Scraping to make ends meet, and her gratitude to those who helped her, made Farris a champion of student scholarships and affordable tuition. She steadily increased full-time enrollment, minority enrollment and the SAT scores of those accepted to the college.
She saw herself as an agent of change. "You have to welcome change, embrace it and make it your own," she said.
But change at Stockton has not come without controversy. She had tenure battles with faculty who criticized her management style and said her claim of faculty collaboration applied only to those who agree with her. Still, some admired Farris' support of innovation, saying she encouraged creativity and collaboration.
"I've got no second thoughts," she said on her retirement. "I believe in leaving the stage while they're still applauding."
Farris, who would never give her age, died in November 2009.
Herman J. Saatkamp Jr.
As Stockton enters its fifth decade, its reach has extended far past its 1,600-acre campus. Saatkamp has taken Stockton into Atlantic City with the Carnegie Library building and a lease agreement for Dante Hall.
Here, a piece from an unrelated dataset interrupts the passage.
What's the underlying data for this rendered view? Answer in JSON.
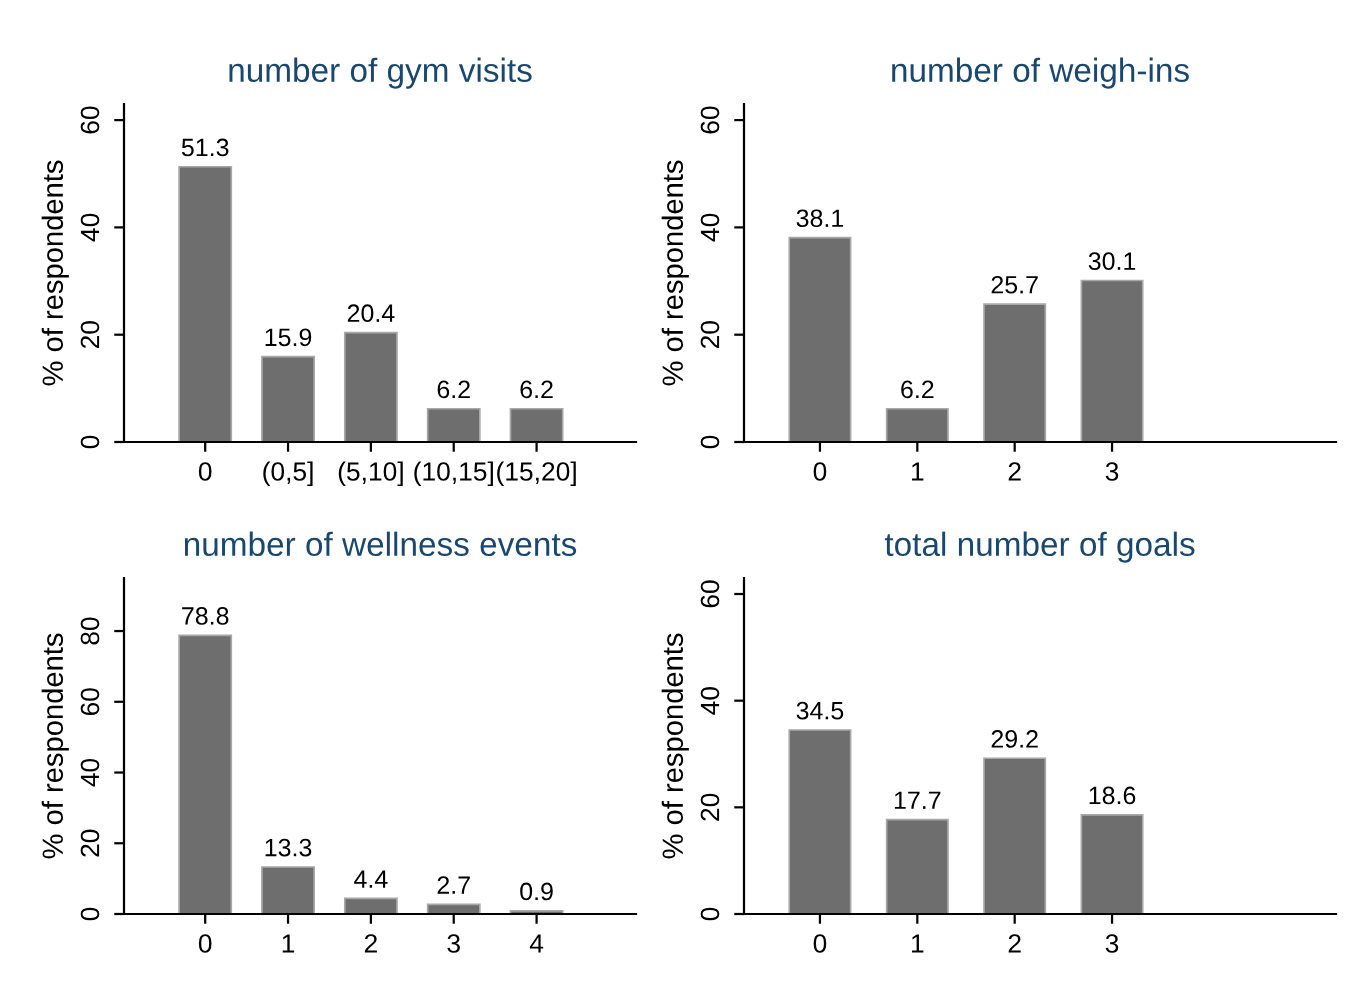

A branch campus in Hammonton is under development, graduate programs have grown, and enrollment at about 8,000 is beyond what Richard Bjork envisioned with his estimate of 7,500 back in 1969.
Stockton's programs have also expanded. The college has now embraced its location in a tourism-centric environment, buying the Seaview Resort which is still privately run, but is also being incorporated into the college's hospitality management programs.
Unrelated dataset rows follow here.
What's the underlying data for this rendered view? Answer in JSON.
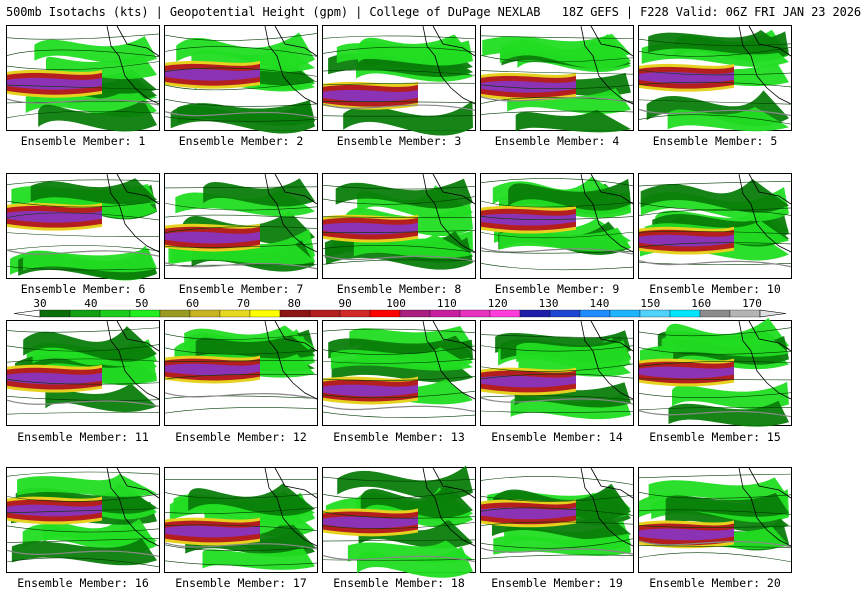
{
  "title": "500mb Isotachs (kts) | Geopotential Height (gpm) | College of DuPage NEXLAB   18Z GEFS | F228 Valid: 06Z FRI JAN 23 2026",
  "panel_label_prefix": "Ensemble Member: ",
  "members": [
    1,
    2,
    3,
    4,
    5,
    6,
    7,
    8,
    9,
    10,
    11,
    12,
    13,
    14,
    15,
    16,
    17,
    18,
    19,
    20
  ],
  "scale": {
    "ticks": [
      "30",
      "40",
      "50",
      "60",
      "70",
      "80",
      "90",
      "100",
      "110",
      "120",
      "130",
      "140",
      "150",
      "160",
      "170"
    ],
    "colors": [
      "#0a6e0a",
      "#12a012",
      "#1ccc1c",
      "#22ee22",
      "#9a9a22",
      "#c8b41e",
      "#e6d81e",
      "#ffff00",
      "#8c1414",
      "#b41e1e",
      "#d22828",
      "#ff0000",
      "#aa1e82",
      "#c81ea0",
      "#e632be",
      "#ff3cdc",
      "#1e1eaa",
      "#1e46d2",
      "#1e8cff",
      "#1eb4ff",
      "#50d2ff",
      "#00e6ff",
      "#8c8c8c",
      "#b4b4b4"
    ]
  },
  "colors": {
    "green_dark": "#0a7d0a",
    "green_light": "#22dd22",
    "yellow": "#e6d21e",
    "red": "#b41e1e",
    "purple": "#8c32b4",
    "height_contour": "#888888",
    "coast": "#000000"
  }
}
The campus itself has been transformed by the construction of a new Campus Center that is not just a building, but a formal center and gathering place for students and a message about the mission of Stockton to teach students to dream big, but also to live in and appreciate their environment.
Saatkamp is already focused on the College's plan for 2020. A new science building is under construction. He is kicking off a capital campaign this month to raise money for more construction. At 68, he has no immediate plans to retire.
"You don't really accomplish much until you've been at a place at least six years," he said.